2023-05-21 14:12:44 -07:00

2.5 KiB

Azure Storage Blob Loader

This loader parses any file stored as an Azure Storage blob or the entire container (with an optional prefix / attribute filter) if no particular file is specified. When initializing AzStorageBlobReader, you may pass in your account url with a SAS token or crdentials to authenticate.

All files are temporarily downloaded locally and subsequently parsed with SimpleDirectoryReader. Hence, you may also specify a custom file_extractor, relying on any of the loaders in this library (or your own)!

Usage

To use this loader, you need to pass in the name of your Azure Storage Container.
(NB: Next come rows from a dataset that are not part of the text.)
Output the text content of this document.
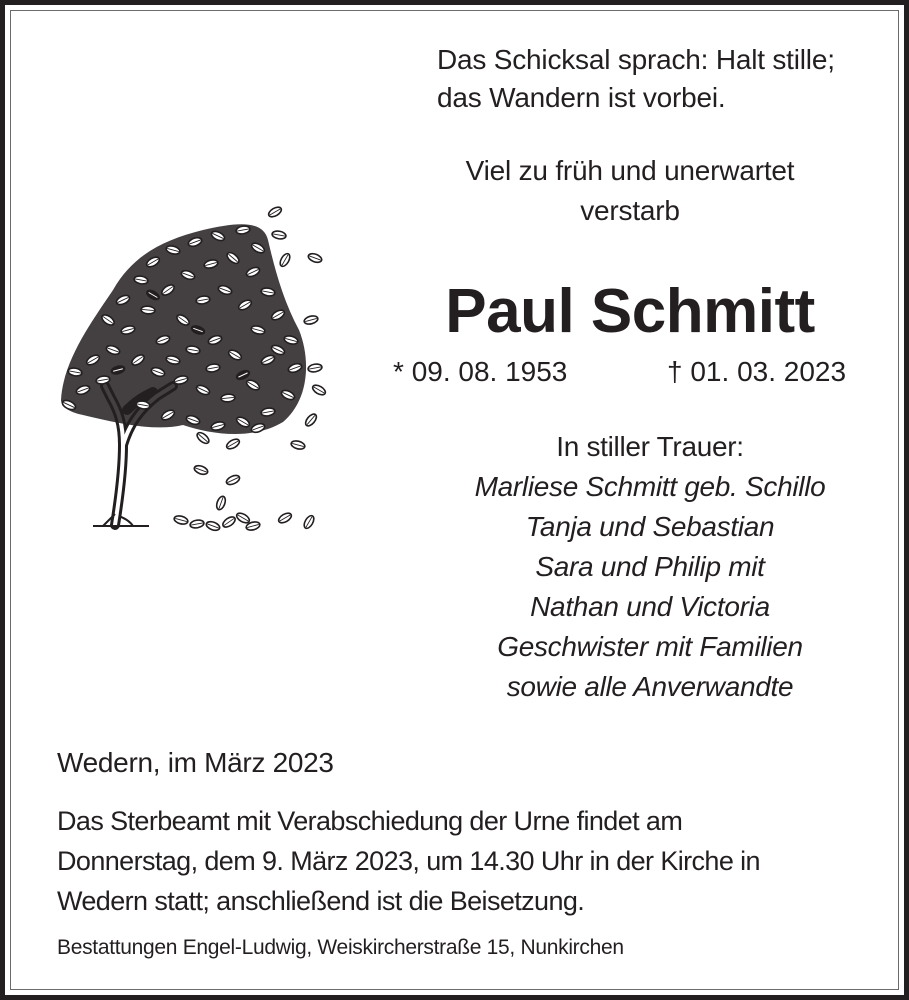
Das Schicksal sprach: Halt stille;
das Wandern ist vorbei.
Viel zu früh und unerwartet
verstarb
Paul Schmitt
* 09. 08. 1953	† 01. 03. 2023
In stiller Trauer:
Marliese Schmitt geb. Schillo
Tanja und Sebastian
Sara und Philip mit
Nathan und Victoria
Geschwister mit Familien
sowie alle Anverwandte
Wedern, im März 2023
Das Sterbeamt mit Verabschiedung der Urne findet am
Donnerstag, dem 9. März 2023, um 14.30 Uhr in der Kirche in
Wedern statt; anschließend ist die Beisetzung.
Bestattungen Engel-Ludwig, Weiskircherstraße 15, Nunkirchen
After that, if you want to just parse a single file, pass in its blob name. Note that if the file is nested in a subdirectory, the blob name should contain the path such as subdirectory/input.txt. This loader is a thin wrapper over the Azure Blob Storage Client for Python, see ContainerClient for detailed parameter usage options.
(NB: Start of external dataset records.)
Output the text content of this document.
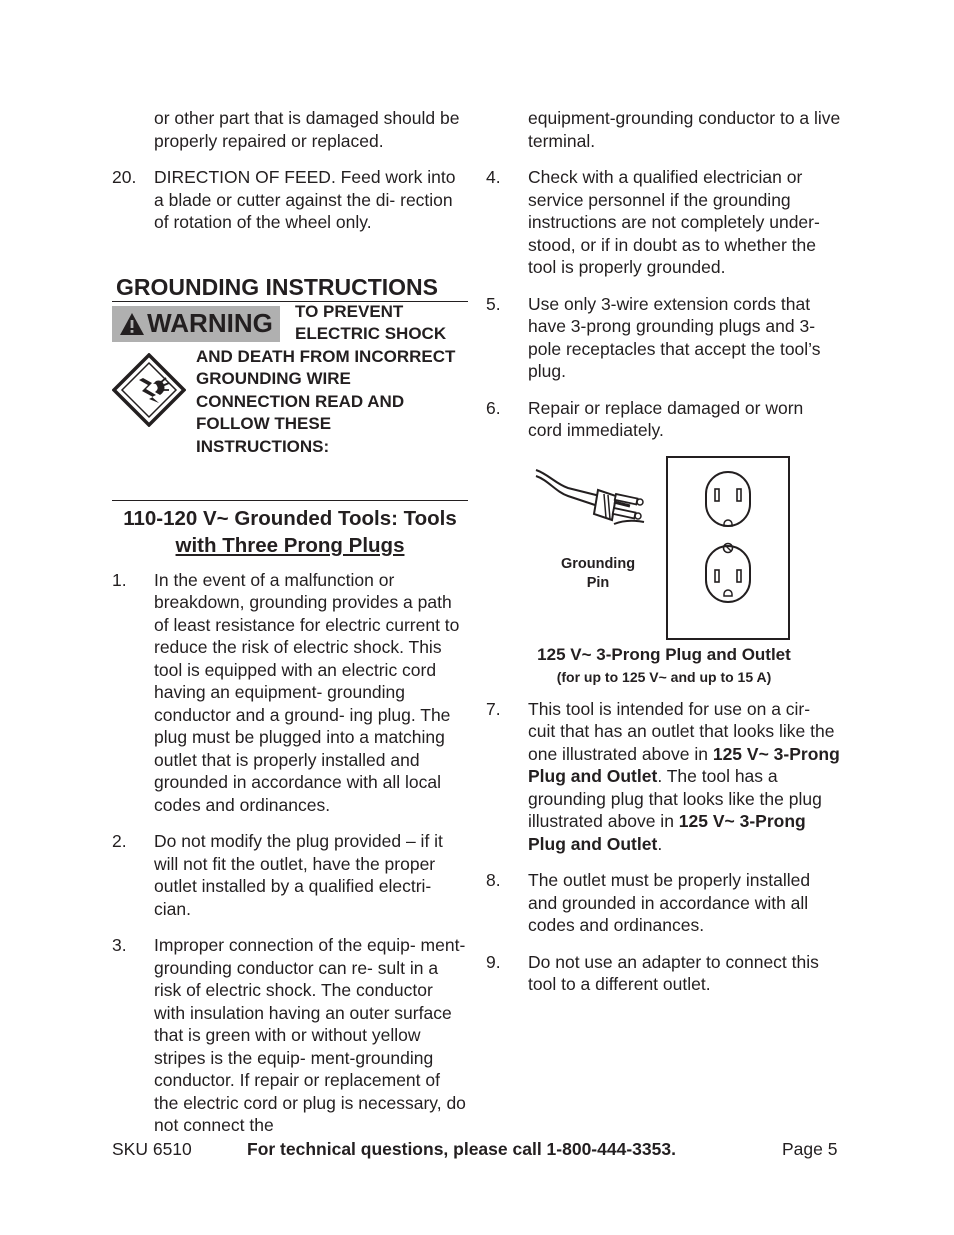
or other part that is damaged should be properly repaired or replaced.
20. DIRECTION OF FEED. Feed work into a blade or cutter against the di- rection of rotation of the wheel only.
GROUNDING INSTRUCTIONS
WARNING TO PREVENT ELECTRIC SHOCK
AND DEATH FROM INCORRECT GROUNDING WIRE CONNECTION READ AND FOLLOW THESE INSTRUCTIONS:
110-120 V~ Grounded Tools: Tools
with Three Prong Plugs
1. In the event of a malfunction or breakdown, grounding provides a path of least resistance for electric current to reduce the risk of electric shock. This tool is equipped with an electric cord having an equipment- grounding conductor and a ground- ing plug. The plug must be plugged into a matching outlet that is properly installed and grounded in accordance with all local codes and ordinances.
2. Do not modify the plug provided – if it will not fit the outlet, have the proper outlet installed by a qualified electri- cian.
3. Improper connection of the equip- ment-grounding conductor can re- sult in a risk of electric shock. The conductor with insulation having an outer surface that is green with or without yellow stripes is the equip- ment-grounding conductor. If repair or replacement of the electric cord or plug is necessary, do not connect the
equipment-grounding conductor to a live terminal.
4. Check with a qualified electrician or service personnel if the grounding instructions are not completely under- stood, or if in doubt as to whether the tool is properly grounded.
5. Use only 3-wire extension cords that have 3-prong grounding plugs and 3-pole receptacles that accept the tool’s plug.
6. Repair or replace damaged or worn cord immediately.
Grounding
Pin
125 V~ 3-Prong Plug and Outlet
(for up to 125 V~ and up to 15 A)
7. This tool is intended for use on a cir- cuit that has an outlet that looks like the one illustrated above in 125 V~ 3-Prong Plug and Outlet. The tool has a grounding plug that looks like the plug illustrated above in 125 V~ 3-Prong Plug and Outlet.
8. The outlet must be properly installed and grounded in accordance with all codes and ordinances.
9. Do not use an adapter to connect this tool to a different outlet.
SKU 6510	For technical questions, please call 1-800-444-3353.	Page 5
Using a Storage Accout SAS URL

from llama_index import download_loader

AzStorageBlobReader = download_loader("AzStorageBlobReader")
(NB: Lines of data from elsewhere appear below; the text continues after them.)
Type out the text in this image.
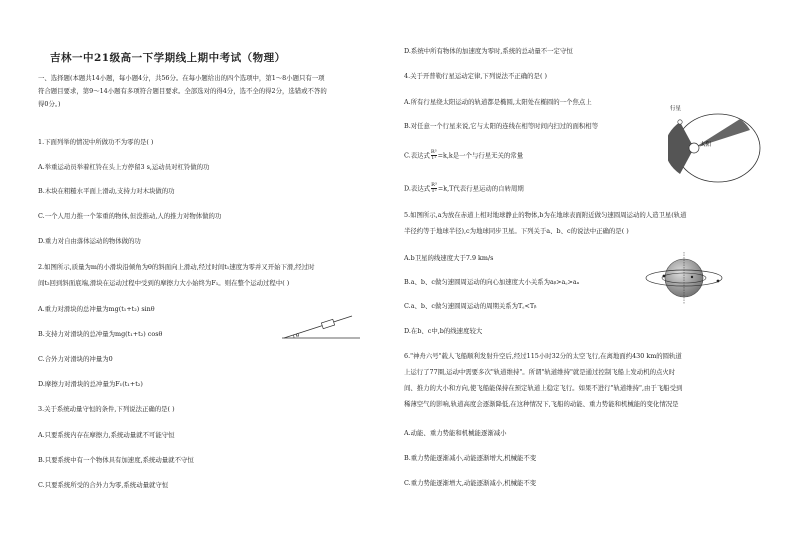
吉林一中21级高一下学期线上期中考试（物理）
一、选择题(本题共14小题，每小题4分，共56分。在每小题给出的四个选项中，第1～8小题只有一项
符合题目要求，第9～14小题有多项符合题目要求。全部选对的得4分，选不全的得2分，选错或不答的
得0分。)
1.下面列举的情况中所做功不为零的是( )
A.举重运动员举着杠铃在头上方停留3 s,运动员对杠铃做的功
B.木块在粗糙水平面上滑动,支持力对木块做的功
C.一个人用力推一个笨重的物体,但没推动,人的推力对物体做的功
D.重力对自由落体运动的物体做的功
2.如图所示,质量为m的小滑块沿倾角为θ的斜面向上滑动,经过时间t₁速度为零并又开始下滑,经过时
间t₂回到斜面底端,滑块在运动过程中受到的摩擦力大小始终为F₁。则在整个运动过程中( )
A.重力对滑块的总冲量为mg(t₁+t₂) sinθ
B.支持力对滑块的总冲量为mg(t₁+t₂) cosθ
C.合外力对滑块的冲量为0
D.摩擦力对滑块的总冲量为F₁(t₁+t₂)
θ
3.关于系统动量守恒的条件,下列说法正确的是( )
A.只要系统内存在摩擦力,系统动量就不可能守恒
B.只要系统中有一个物体具有加速度,系统动量就不守恒
C.只要系统所受的合外力为零,系统动量就守恒
D.系统中所有物体的加速度为零时,系统的总动量不一定守恒
4.关于开普勒行星运动定律,下列说法不正确的是( )
A.所有行星绕太阳运动的轨道都是椭圆,太阳处在椭圆的一个焦点上
B.对任意一个行星来说,它与太阳的连线在相等时间内扫过的面积相等
C.表达式 $\frac{\text{R³}}{\text{T²}} =k,k$是一个与行星无关的常量
D.表达式 $\frac{\text{R³}}{\text{T²}} =k,T$代表行星运动的自转周期
行星
太阳
5.如图所示,a为放在赤道上相对地球静止的物体,b为在地球表面附近做匀速圆周运动的人造卫星(轨道
半径约等于地球半径),c为地球同步卫星。下列关于a、b、c的说法中正确的是( )
A.b卫星的线速度大于7.9 km/s
B.a、b、c做匀速圆周运动的向心加速度大小关系为aᵦ>a꜀>aₐ
C.a、b、c做匀速圆周运动的周期关系为T꜀<Tᵦ
D.在b、c中,b的线速度较大
6."神舟六号"载人飞船顺利发射升空后,经过115小时32分的太空飞行,在离地面约430 km的圆轨道
上运行了77圈,运动中需要多次"轨道维持"。所谓"轨道维持"就是通过控制飞船上发动机的点火时
间、推力的大小和方向,使飞船能保持在预定轨道上稳定飞行。如果不进行"轨道维持",由于飞船受到
稀薄空气的影响,轨道高度会逐渐降低,在这种情况下,飞船的动能、重力势能和机械能的变化情况是
A.动能、重力势能和机械能逐渐减小
B.重力势能逐渐减小,动能逐渐增大,机械能不变
C.重力势能逐渐增大,动能逐渐减小,机械能不变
loader = AzStorageBlobReader(container='scrabble-dictionary', blob='dictionary.txt', account_url='<SAS_URL>')

documents = loader.load_data()

Using Azure AD

Ensure the Azure Identity library is available pip install azure-identity

The sample below downloads all files in the container using the default credential, alternative credential options are avaible such as a service principal ClientSecretCredential

from llama_index import download_loader
from azure.identity import DefaultAzureCredential

default_credential = DefaultAzureCredential()

AzStorageBlobReader = download_loader("AzStorageBlobReader")

loader = AzStorageBlobReader(container_name='scrabble-dictionary', account_url='https://<storage account name>.blob.core.windows.net', credential=default_credential)

documents = loader.load_data()

This loader is designed to be used as a way to load data into LlamaIndex and/or subsequently used as a Tool in a LangChain Agent. See here for examples.